I'm simply astounded by Morisaki Yuki's endless creativity in formulating most if not all of Shokugeki no Souma's recipes. You know that ice breaker? Not commonly used albeit but, 'Who would you invite to a dinner party, dead or alive?'. This woman shatters my list and I would love to serve her a slice of cake and listen to her in utter rapture about her knowledge of food and her creativity (afterwards, I would beg her to pass on her skills, of course). Discovering someone like her, gives me additional incentive to really inhale Japanese so that I can understand the nuance of the language without it being bastardised with Google Translate.
She creates two gems in this mini arc, an entirely vegan ramen if you could believe it, not only is it that, but it's so incredible simple and mouthwatering delicious, seriously.. I am salivating at the mere memory of it. An apple risotto. This is ah! Indescribable. The flavour itself isn't sweet, I believe it is meant to be consumed as a savoury dish which sent my tastebuds for a tailspin. Refreshing and rejuvenating.. curious. And as addressed in the anime, it is not filling so have it as a very indulgent side to your lunch! It is most certainly unique, however, And why not? The total cost for the recipe isn't much and if you're having that dinner party, why not make it to inflict gobsmacked wonder onto your friends?
Dice onion finely, apples into 1cm cubes, mince parsley and shave parmesan
Saute onions with 1 tblsp butter until translucent.
Add rice and toast for 1 minute
Add ¼ cup wine and cook for 2 minutes until alcohol evaporates
Add apple juice 1/3 cup at a time, stirring until the liquid is absorbed by the rice before the next addition of liquid. Continue until all the apple juice is added, approximately 15 minutes.

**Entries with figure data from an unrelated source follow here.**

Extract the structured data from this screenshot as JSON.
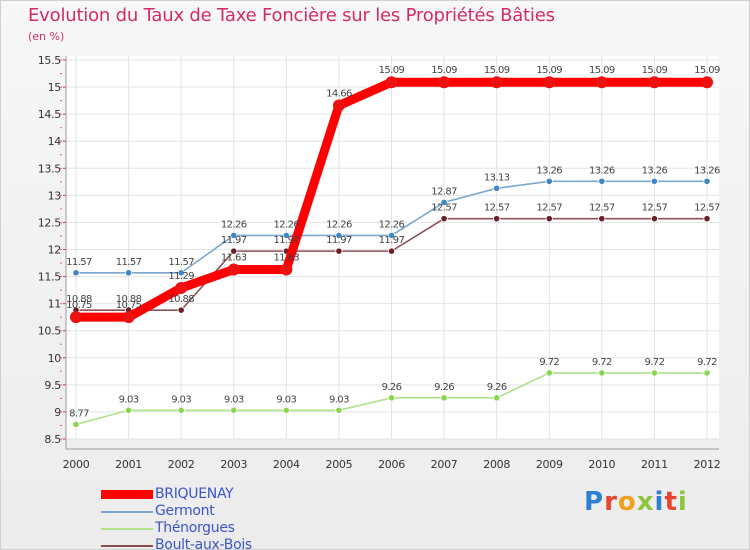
{
  "title": "Evolution du Taux de Taxe Foncière sur les Propriétés Bâties",
  "unit": "(en %)",
  "logo": {
    "text": "Proxiti",
    "colors": [
      "#2f7fd2",
      "#e8452c",
      "#f0a11c",
      "#8cc63f",
      "#2f7fd2",
      "#e8452c",
      "#8cc63f"
    ]
  },
  "chart_data": {
    "type": "line",
    "title": "Evolution du Taux de Taxe Foncière sur les Propriétés Bâties",
    "ylabel": "(en %)",
    "xlabel": "",
    "x": [
      "2000",
      "2001",
      "2002",
      "2003",
      "2004",
      "2005",
      "2006",
      "2007",
      "2008",
      "2009",
      "2010",
      "2011",
      "2012"
    ],
    "ylim": [
      8.5,
      15.5
    ],
    "yticks": [
      8.5,
      9,
      9.5,
      10,
      10.5,
      11,
      11.5,
      12,
      12.5,
      13,
      13.5,
      14,
      14.5,
      15,
      15.5
    ],
    "ytick_labels": [
      "8.5",
      "9",
      "9.5",
      "10",
      "10.5",
      "11",
      "11.5",
      "12",
      "12.5",
      "13",
      "13.5",
      "14",
      "14.5",
      "15",
      "15.5"
    ],
    "grid": true,
    "legend_position": "bottom-left",
    "series": [
      {
        "name": "Germont",
        "color": "#7aa8d0",
        "marker_color": "#3f87c5",
        "values": [
          11.57,
          11.57,
          11.57,
          12.26,
          12.26,
          12.26,
          12.26,
          12.87,
          13.13,
          13.26,
          13.26,
          13.26,
          13.26
        ],
        "labels": [
          "11.57",
          "11.57",
          "11.57",
          "12.26",
          "12.26",
          "12.26",
          "12.26",
          "12.87",
          "13.13",
          "13.26",
          "13.26",
          "13.26",
          "13.26"
        ]
      },
      {
        "name": "Thénorgues",
        "color": "#b0e08a",
        "marker_color": "#8ad64f",
        "values": [
          8.77,
          9.03,
          9.03,
          9.03,
          9.03,
          9.03,
          9.26,
          9.26,
          9.26,
          9.72,
          9.72,
          9.72,
          9.72
        ],
        "labels": [
          "8.77",
          "9.03",
          "9.03",
          "9.03",
          "9.03",
          "9.03",
          "9.26",
          "9.26",
          "9.26",
          "9.72",
          "9.72",
          "9.72",
          "9.72"
        ]
      },
      {
        "name": "Boult-aux-Bois",
        "color": "#8c4f55",
        "marker_color": "#6b1f26",
        "values": [
          10.88,
          10.88,
          10.88,
          11.97,
          11.97,
          11.97,
          11.97,
          12.57,
          12.57,
          12.57,
          12.57,
          12.57,
          12.57
        ],
        "labels": [
          "10.88",
          "10.88",
          "10.88",
          "11.97",
          "11.97",
          "11.97",
          "11.97",
          "12.57",
          "12.57",
          "12.57",
          "12.57",
          "12.57",
          "12.57"
        ]
      },
      {
        "name": "BRIQUENAY",
        "color": "#ff0000",
        "marker_color": "#ee1111",
        "values": [
          10.75,
          10.75,
          11.29,
          11.63,
          11.63,
          14.66,
          15.09,
          15.09,
          15.09,
          15.09,
          15.09,
          15.09,
          15.09
        ],
        "labels": [
          "10.75",
          "10.75",
          "11.29",
          "11.63",
          "11.63",
          "14.66",
          "15.09",
          "15.09",
          "15.09",
          "15.09",
          "15.09",
          "15.09",
          "15.09"
        ]
      }
    ],
    "legend_order": [
      "BRIQUENAY",
      "Germont",
      "Thénorgues",
      "Boult-aux-Bois"
    ]
  }
}
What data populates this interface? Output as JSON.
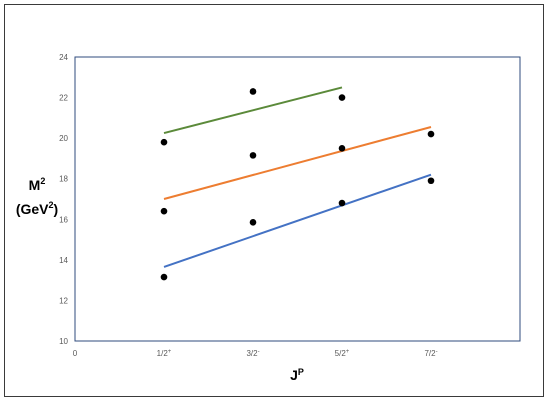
{
  "chart_data": {
    "type": "scatter",
    "title": "",
    "xlabel": {
      "base": "J",
      "sup": "P"
    },
    "ylabel": {
      "line1_base": "M",
      "line1_sup": "2",
      "line2_base": "(GeV",
      "line2_sup": "2",
      "line2_end": ")"
    },
    "x_ticks": [
      {
        "value": 0,
        "base": "0",
        "sup": ""
      },
      {
        "value": 1,
        "base": "1/2",
        "sup": "+"
      },
      {
        "value": 2,
        "base": "3/2",
        "sup": "-"
      },
      {
        "value": 3,
        "base": "5/2",
        "sup": "+"
      },
      {
        "value": 4,
        "base": "7/2",
        "sup": "-"
      }
    ],
    "xlim": [
      0,
      5
    ],
    "ylim": [
      10,
      24
    ],
    "y_ticks": [
      "10",
      "12",
      "14",
      "16",
      "18",
      "20",
      "22",
      "24"
    ],
    "grid": false,
    "legend": "none",
    "points": [
      {
        "x": 1,
        "y": 13.15
      },
      {
        "x": 1,
        "y": 16.4
      },
      {
        "x": 1,
        "y": 19.8
      },
      {
        "x": 2,
        "y": 15.85
      },
      {
        "x": 2,
        "y": 19.15
      },
      {
        "x": 2,
        "y": 22.3
      },
      {
        "x": 3,
        "y": 16.8
      },
      {
        "x": 3,
        "y": 19.5
      },
      {
        "x": 3,
        "y": 22.0
      },
      {
        "x": 4,
        "y": 17.9
      },
      {
        "x": 4,
        "y": 20.2
      }
    ],
    "trend_lines": [
      {
        "color": "#4472c4",
        "x": [
          1,
          4
        ],
        "y": [
          13.65,
          18.2
        ]
      },
      {
        "color": "#ed7d31",
        "x": [
          1,
          4
        ],
        "y": [
          17.0,
          20.55
        ]
      },
      {
        "color": "#5b8a3a",
        "x": [
          1,
          3
        ],
        "y": [
          20.25,
          22.5
        ]
      }
    ],
    "colors": {
      "axis": "#2f4b7c",
      "point": "#000000",
      "tick_text": "#595959"
    }
  }
}
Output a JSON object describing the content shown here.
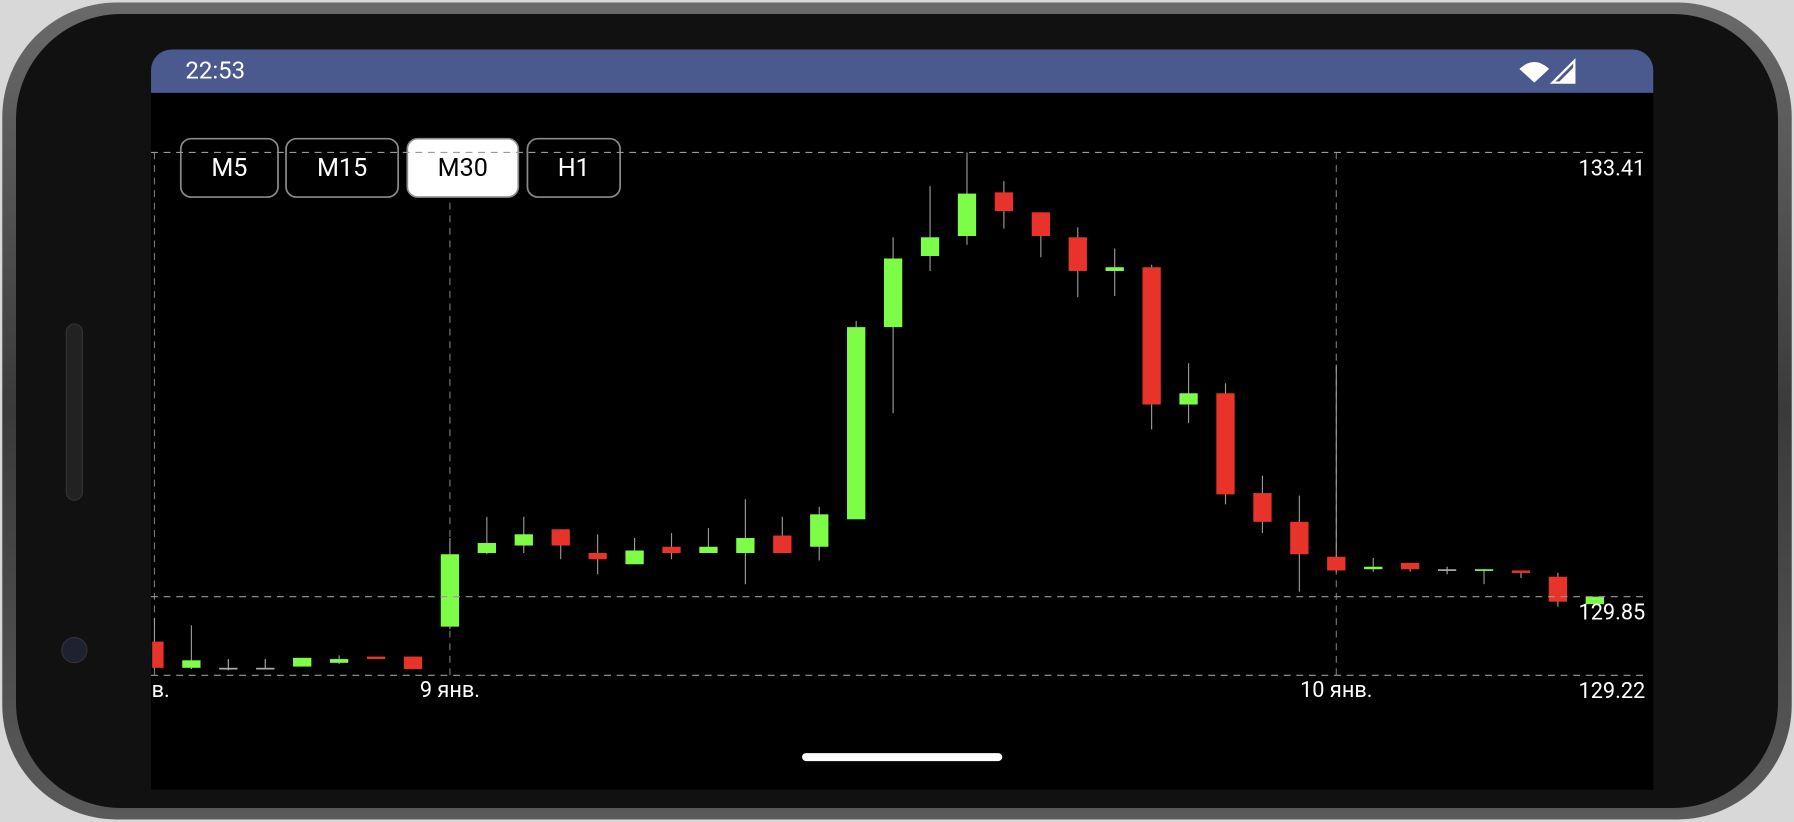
{
  "status_bar": {
    "time": "22:53"
  },
  "buttons": [
    {
      "label": "M5",
      "selected": false
    },
    {
      "label": "M15",
      "selected": false
    },
    {
      "label": "M30",
      "selected": true
    },
    {
      "label": "H1",
      "selected": false
    }
  ],
  "chart_data": {
    "type": "candlestick",
    "categories": [
      "нв.",
      null,
      null,
      null,
      null,
      null,
      null,
      null,
      "9 янв.",
      null,
      null,
      null,
      null,
      null,
      null,
      null,
      null,
      null,
      null,
      null,
      null,
      null,
      null,
      null,
      null,
      null,
      null,
      null,
      null,
      null,
      null,
      null,
      "10 янв.",
      null,
      null,
      null,
      null,
      null,
      null,
      null
    ],
    "open": [
      129.49,
      129.28,
      129.28,
      129.28,
      129.29,
      129.32,
      129.37,
      129.37,
      129.61,
      130.2,
      130.26,
      130.39,
      130.2,
      130.11,
      130.25,
      130.2,
      130.2,
      130.34,
      130.25,
      130.47,
      132.01,
      132.58,
      132.74,
      133.09,
      132.93,
      132.73,
      132.46,
      132.49,
      131.39,
      131.48,
      130.68,
      130.45,
      130.17,
      130.07,
      130.12,
      130.07,
      130.06,
      130.06,
      130.01,
      129.79
    ],
    "high": [
      129.68,
      129.62,
      129.35,
      129.35,
      129.36,
      129.38,
      129.37,
      129.37,
      130.32,
      130.49,
      130.49,
      130.39,
      130.35,
      130.32,
      130.36,
      130.4,
      130.63,
      130.49,
      130.57,
      132.06,
      132.73,
      133.14,
      133.41,
      133.18,
      132.93,
      132.81,
      132.64,
      132.51,
      131.72,
      131.56,
      130.82,
      130.66,
      131.71,
      130.16,
      130.12,
      130.09,
      130.07,
      130.06,
      130.04,
      129.85
    ],
    "low": [
      129.27,
      129.27,
      129.26,
      129.27,
      129.29,
      129.31,
      129.35,
      129.27,
      129.59,
      130.19,
      130.2,
      130.15,
      130.03,
      130.11,
      130.15,
      130.2,
      129.95,
      130.2,
      130.14,
      130.47,
      131.32,
      132.46,
      132.67,
      132.8,
      132.57,
      132.25,
      132.26,
      131.19,
      131.24,
      130.59,
      130.36,
      129.89,
      130.05,
      130.05,
      130.05,
      130.03,
      129.95,
      130.0,
      129.77,
      129.79
    ],
    "close": [
      129.28,
      129.34,
      129.28,
      129.28,
      129.36,
      129.35,
      129.35,
      129.27,
      130.19,
      130.28,
      130.35,
      130.26,
      130.15,
      130.22,
      130.2,
      130.25,
      130.32,
      130.2,
      130.51,
      132.01,
      132.56,
      132.73,
      133.08,
      132.94,
      132.74,
      132.46,
      132.49,
      131.39,
      131.48,
      130.67,
      130.45,
      130.19,
      130.06,
      130.09,
      130.07,
      130.07,
      130.07,
      130.04,
      129.81,
      129.85
    ],
    "up_color": "#7dfc48",
    "down_color": "#e8332a",
    "ylim": [
      129.22,
      133.41
    ],
    "yticks": [
      129.22,
      129.85,
      133.41
    ],
    "grid": true
  }
}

Stir in parmesan, diced apples and 1 tsp lemon juice, season with salt. Serve with bacon, parsley and cracked pepper.
Now, purely for aesthetics, and to confuse even more flavour confusion, make candied apples!
Reduce a liquid made of apple juice, cinnamon and sugar. Cook sliced apples until it becomes syrupy
Yukihira Souma's Apple Risotto Recipe
½ cup arborio rice
2 cups apple juice (fresh is always most preferred of course)
1 tblsp butter
¼ cup white wine
1 tsp lemon juice
salt, black pepper, parmesan, bacon, parsley
- Finely dice onion, dice apple into 1cm cubes, shave parmesan and mince parsley.
- Melt 1 tblsp of butter in a pan and saute onion until translucent
- Add rice and toast for 1 minute
- Add 1/4 cup of wine and cook until alcohol evaporates
- Add apple juice 1/3 cup at a time, stirring occasionally until the liquid is absorbed by the rice before adding the next addition. Continue until all the apple juice is added, approximately 15 minutes
- Stir in parmesan, diced apples and 1 tsp of lemon juice. Season with salt and serve with bacon, cracked black pepper and parsley.
- To make candied apples, reduce sliced apples in a liquid of apple juice, sugar and cinnamon
- Enjoy this rejuvenating and refreshing take on a risotto!